How I Came to Hate McDonald's

Of course no one from McDonald's lives in our village, nor do the lawyers doing the dirty work on their behalf. None of them will have to live with the consequences should their application succeed and neither will any of them provide any redress. And this is why I've come to loathe this company.

I haven't always hated McDonald's. When my kids were little and I lived in the US, they were as susceptible as anyone to Happy Meals and tatty toys that subsequently littered our sitting room. I believed that if they ate decent food most of the time, a little fast food wouldn't kill them. And they've grown up with decent food habits and a wholesome dislike of plastic junk.

I now find myself living, however, in England in a rural village which isn't picture-book beautiful but it is charming and quiet and that's the reason people moved here. Many of us run our businesses from home, some travel to nearby major cities. Many families travel the world for their vacations so the community is not ignorant or narrow minded or parochial. We just don't want a McDonald's drive-through to invade our village.

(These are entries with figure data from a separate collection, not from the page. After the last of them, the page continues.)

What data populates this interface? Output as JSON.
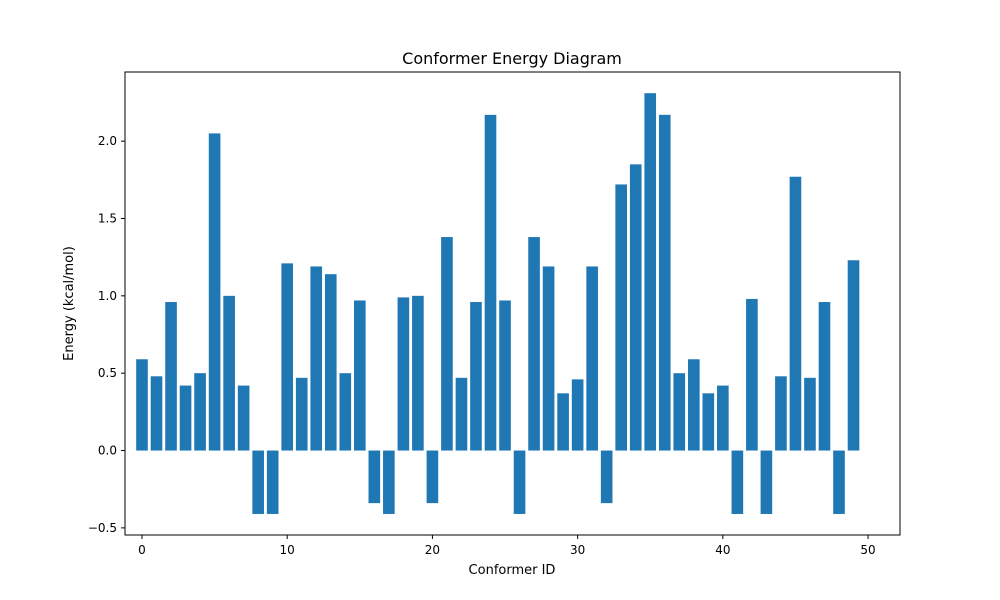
{
  "chart_data": {
    "type": "bar",
    "title": "Conformer Energy Diagram",
    "xlabel": "Conformer ID",
    "ylabel": "Energy (kcal/mol)",
    "x": [
      0,
      1,
      2,
      3,
      4,
      5,
      6,
      7,
      8,
      9,
      10,
      11,
      12,
      13,
      14,
      15,
      16,
      17,
      18,
      19,
      20,
      21,
      22,
      23,
      24,
      25,
      26,
      27,
      28,
      29,
      30,
      31,
      32,
      33,
      34,
      35,
      36,
      37,
      38,
      39,
      40,
      41,
      42,
      43,
      44,
      45,
      46,
      47,
      48,
      49
    ],
    "values": [
      0.59,
      0.48,
      0.96,
      0.42,
      0.5,
      2.05,
      1.0,
      0.42,
      -0.41,
      -0.41,
      1.21,
      0.47,
      1.19,
      1.14,
      0.5,
      0.97,
      -0.34,
      -0.41,
      0.99,
      1.0,
      -0.34,
      1.38,
      0.47,
      0.96,
      2.17,
      0.97,
      -0.41,
      1.38,
      1.19,
      0.37,
      0.46,
      1.19,
      -0.34,
      1.72,
      1.85,
      2.31,
      2.17,
      0.5,
      0.59,
      0.37,
      0.42,
      -0.41,
      0.98,
      -0.41,
      0.48,
      1.77,
      0.47,
      0.96,
      -0.41,
      1.23
    ],
    "xlim": [
      -1.17,
      52.2
    ],
    "ylim": [
      -0.546,
      2.447
    ],
    "xticks": [
      0,
      10,
      20,
      30,
      40,
      50
    ],
    "xtick_labels": [
      "0",
      "10",
      "20",
      "30",
      "40",
      "50"
    ],
    "yticks": [
      -0.5,
      0.0,
      0.5,
      1.0,
      1.5,
      2.0
    ],
    "ytick_labels": [
      "−0.5",
      "0.0",
      "0.5",
      "1.0",
      "1.5",
      "2.0"
    ],
    "bar_color": "#1f77b4",
    "grid": false
  }
}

The first time McDonald's applied for permission, we all rallied around, did a tonne of research and a mountain of work and lodged all the arguments against it that we could. The application was rejected. McDonald's came back with a new application. We rallied around again. The application was rejected. Now McDonald's has come back for a third time. We will rally round again. We will neglect our children and our jobs. We will pound the pavements, distribute circulars, create petitions, take photographs and stand shoulder-to-shoulder with the poor people whose homes are immediately threatened by having a 24 hour drive-thru within spitting distance of their front door. We will do this because - in case you hadn't guessed - we don't want McDonald's in the village. We don't want it within a stone's throw of the local school. We don't want it snarling up traffic, littering the hedges and disturbing the peace and quiet we all moved here to find.

Of course no one from McDonald's lives in our village, nor do the lawyers doing the dirty work on their behalf. None of them will have to live with the consequences should their application succeed and neither will any of them provide any redress. And this is why I've come to loathe this company. Clearly they are hoping to intimidate or exhaust us. Clearly they think they can add something to their bottom line that will go to their overpaid executives, directors and a little to their shareholders. On no balance sheet with the anger and resentment they've fuelled ever appear.

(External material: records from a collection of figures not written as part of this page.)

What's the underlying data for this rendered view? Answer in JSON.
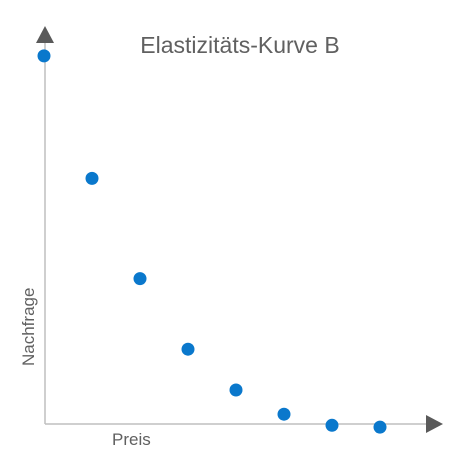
{
  "chart_data": {
    "type": "scatter",
    "title": "Elastizitäts-Kurve B",
    "xlabel": "Preis",
    "ylabel": "Nachfrage",
    "x": [
      0,
      1,
      2,
      3,
      4,
      5,
      6,
      7
    ],
    "y": [
      100,
      67,
      40,
      21,
      10,
      3.5,
      0.5,
      0
    ],
    "xlim": [
      0,
      8
    ],
    "ylim": [
      -4,
      104
    ],
    "grid": false,
    "tick_labels": false,
    "colors": {
      "marker": "#0a78cc",
      "axis": "#bfbfbf",
      "arrow": "#5a5a5a",
      "text": "#606060"
    }
  }
}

Many people will say I should have hated them all along - and they may be right. But I guess I always believed, in a liberal tradition, that (given appropriate restraints) there might be a role for their business to play. But I suppose I rather fondly imagined that, if I had some tolerance for their way of life, they might have some respect for mine. And clearly I was wrong.

But my rage goes further than just being annoyed by their greed. Across the world, questions are being asked about how companies should relate to society. Which is the cart and which is the horse? Does society exist purely to supply educated workers to industrial operations? Or do companies exist in order to support, enrich and enliven society? For this debate to have meaning and substance, both sides have to listen. And that's what has moved me to hate McDonald's: because it is so aggressively refuses to hear what is being said loud and clear.